Implementing Data Classification in FHIR

Sep 25, 2020

Securing health data, like other data, is an exercise in classification and locality. In my previous article Securing FHIR I explain the meaning and implications of these axes on security. In this post, we'll look at implementing classification at scale.

This is going to be a pretty deep technical dive on the internals of FHIR's conformance system. For the uninitiated, I'd suggest some light reading first, perhaps:

Goals for Classification

Let's recap briefly: classification, the process of determining "what we have" when looking at a resource (e.g. at a FHIR JSON document), is important in securing data. Classification is what allows us to permit access to "lab results" and "pain medications". Problem is: classification of health data is complex and can be computationally expensive to evaluate.

Classification is a process that all systems apply. The most simple is technical: "data in this folder" or "data at this endpoint". We've all set permissions using this kind of classification. What we're after here is deeper: classification by semantics (meaning). We want to be able to actually look at the data and decide whether the data meets our definition of something.

In healthcare, classification is primarily by vocabulary. We determine if an allergy is a "medication allergy" by looking at the code. Often, this is enough. Many cases require more complexity. Consider "abnormal blood lab result". This requires looking at both the code of the result to determine if it's a "blood lab" and the interpretation to look for "abnormal". SNOMED provides a compositional grammar for this kind of thing.

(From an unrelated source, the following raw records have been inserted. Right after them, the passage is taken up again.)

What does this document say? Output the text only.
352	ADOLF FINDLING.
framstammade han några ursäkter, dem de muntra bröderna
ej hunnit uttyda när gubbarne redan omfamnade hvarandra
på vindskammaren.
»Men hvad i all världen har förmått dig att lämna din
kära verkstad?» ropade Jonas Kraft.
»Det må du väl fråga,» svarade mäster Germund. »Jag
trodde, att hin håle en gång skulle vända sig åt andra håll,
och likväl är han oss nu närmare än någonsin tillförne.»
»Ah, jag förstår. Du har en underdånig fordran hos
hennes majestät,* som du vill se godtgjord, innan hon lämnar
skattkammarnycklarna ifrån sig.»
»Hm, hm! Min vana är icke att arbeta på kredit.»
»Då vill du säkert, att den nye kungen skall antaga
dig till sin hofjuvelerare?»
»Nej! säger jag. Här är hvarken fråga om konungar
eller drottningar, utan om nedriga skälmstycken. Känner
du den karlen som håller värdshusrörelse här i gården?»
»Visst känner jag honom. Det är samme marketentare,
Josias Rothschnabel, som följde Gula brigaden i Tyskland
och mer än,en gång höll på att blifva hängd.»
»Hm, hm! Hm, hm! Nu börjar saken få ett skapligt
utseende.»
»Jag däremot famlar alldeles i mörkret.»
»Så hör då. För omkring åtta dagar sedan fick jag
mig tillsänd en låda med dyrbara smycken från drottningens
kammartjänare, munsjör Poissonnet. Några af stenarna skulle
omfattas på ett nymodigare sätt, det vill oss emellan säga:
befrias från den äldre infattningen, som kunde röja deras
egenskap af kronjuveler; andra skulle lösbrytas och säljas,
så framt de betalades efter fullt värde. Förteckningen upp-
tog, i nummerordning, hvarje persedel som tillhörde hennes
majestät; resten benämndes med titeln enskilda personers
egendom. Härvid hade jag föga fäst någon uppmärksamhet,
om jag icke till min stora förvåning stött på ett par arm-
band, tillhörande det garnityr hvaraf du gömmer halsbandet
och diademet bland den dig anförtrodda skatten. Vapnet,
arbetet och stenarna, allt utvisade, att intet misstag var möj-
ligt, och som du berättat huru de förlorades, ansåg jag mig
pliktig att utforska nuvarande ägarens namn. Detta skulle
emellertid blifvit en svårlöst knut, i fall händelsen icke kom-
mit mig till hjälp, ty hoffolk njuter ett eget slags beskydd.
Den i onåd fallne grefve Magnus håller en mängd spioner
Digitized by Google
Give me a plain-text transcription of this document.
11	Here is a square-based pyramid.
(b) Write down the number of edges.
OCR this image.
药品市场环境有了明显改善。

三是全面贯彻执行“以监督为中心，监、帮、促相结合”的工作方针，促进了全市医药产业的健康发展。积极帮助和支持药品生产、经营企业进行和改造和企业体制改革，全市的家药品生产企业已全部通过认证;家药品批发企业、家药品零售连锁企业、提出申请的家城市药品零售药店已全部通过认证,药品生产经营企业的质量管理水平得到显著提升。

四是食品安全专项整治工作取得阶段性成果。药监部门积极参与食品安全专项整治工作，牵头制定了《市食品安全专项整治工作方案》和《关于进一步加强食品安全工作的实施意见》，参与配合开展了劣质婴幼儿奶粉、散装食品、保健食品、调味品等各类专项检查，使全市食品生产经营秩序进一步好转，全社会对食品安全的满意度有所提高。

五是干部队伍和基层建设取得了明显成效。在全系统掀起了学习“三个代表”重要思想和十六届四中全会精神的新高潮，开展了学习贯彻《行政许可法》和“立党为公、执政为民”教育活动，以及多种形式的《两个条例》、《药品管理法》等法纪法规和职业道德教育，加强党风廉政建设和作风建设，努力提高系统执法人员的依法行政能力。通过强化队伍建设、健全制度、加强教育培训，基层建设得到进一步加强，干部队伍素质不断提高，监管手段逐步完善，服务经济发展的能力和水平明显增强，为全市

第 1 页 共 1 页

FHIR on the other hand provides a powerful and increasingly well adopted mechanism for classifying data called "profiles". Profiles describe the attributes and conditions of a concept (e.g. prescription medications) using explicit rules and references to terminologies such as SNOMED and LOINC.

IF we can apply these profiles in a cost effective, scalable way, we have a powerful tool in both describing our data and securing it (which includes things like respecting consent).

It’s also worthwhile to note that these techniques can be used to classify non-FHIR data that is described using the FHIR conformance system (i.e. profiles).

Thinking about Profiles

Profiles, that is StructureDefinitions in use, can both add content/elements (derivation: specialization) and constrain or "narrow" the content of a resource. Only HL7 adds to standard FHIR resources, everyone can build profiles that constrain.

When data first arrives in a system, it's usually validated. Assume the base HL7 profiles are always checked, so everything in our system is at least valid FHIR. This means we can search for an Observation resource and be confident the JSON document has the right elements, the JSON types are correct, and the structural constraints are met. In many cases, this base validation represents the bulk of the checks needed.

On top of the HL7 Observation, we defined some local enterprise standards:

Lab Observations have a LOINC code (it's required)
HbA1c Observations have a code from the HbA1c valueset and must use particular units for results

From a validation/classification standpoint, each of these profiles adds a set of constraints that could be expressed as FHIRPath expressions (or potentially other constraint expression languages), and a validator could be built using only a FHIRPath engine. Think of this form of profiles as a sort of (although not technically) an abstract syntax tree (AST):

For Lab Observation:

Observation.code.coding.where(system='http://loinc.org').exists()

For HbA1c Observation:

Observation.code.memberOf('http://.../ValueSet/HbA1c')

(Observation.value as Quantity).memberOf('http://.../ValueSet/HbA1cUnits')

Using this form, we can do some interesting things:

Incremental validation

If we know we already have a valid Observation, we only have to check for the presence of a LOINC code to have a valid "Lab Observation"

Optimizing with search

Because FHIR search is defined with FHIRPath, we can use it to find resources that meet at least some requirements. In the example,

Observation?code=http://loinc.org|

would find "Lab Observations", and

Observation?code:in=http://.../ValueSet/HbA1c

would find "HbA1c Observation" resources. Remaining constraints can be checked using incremental validation

Unrelated but comparable profiles

If analysis shows that all “X”s are also “Y”s, a valid “X” no longer needs to be validated as a “Y” and can also be returned in searches.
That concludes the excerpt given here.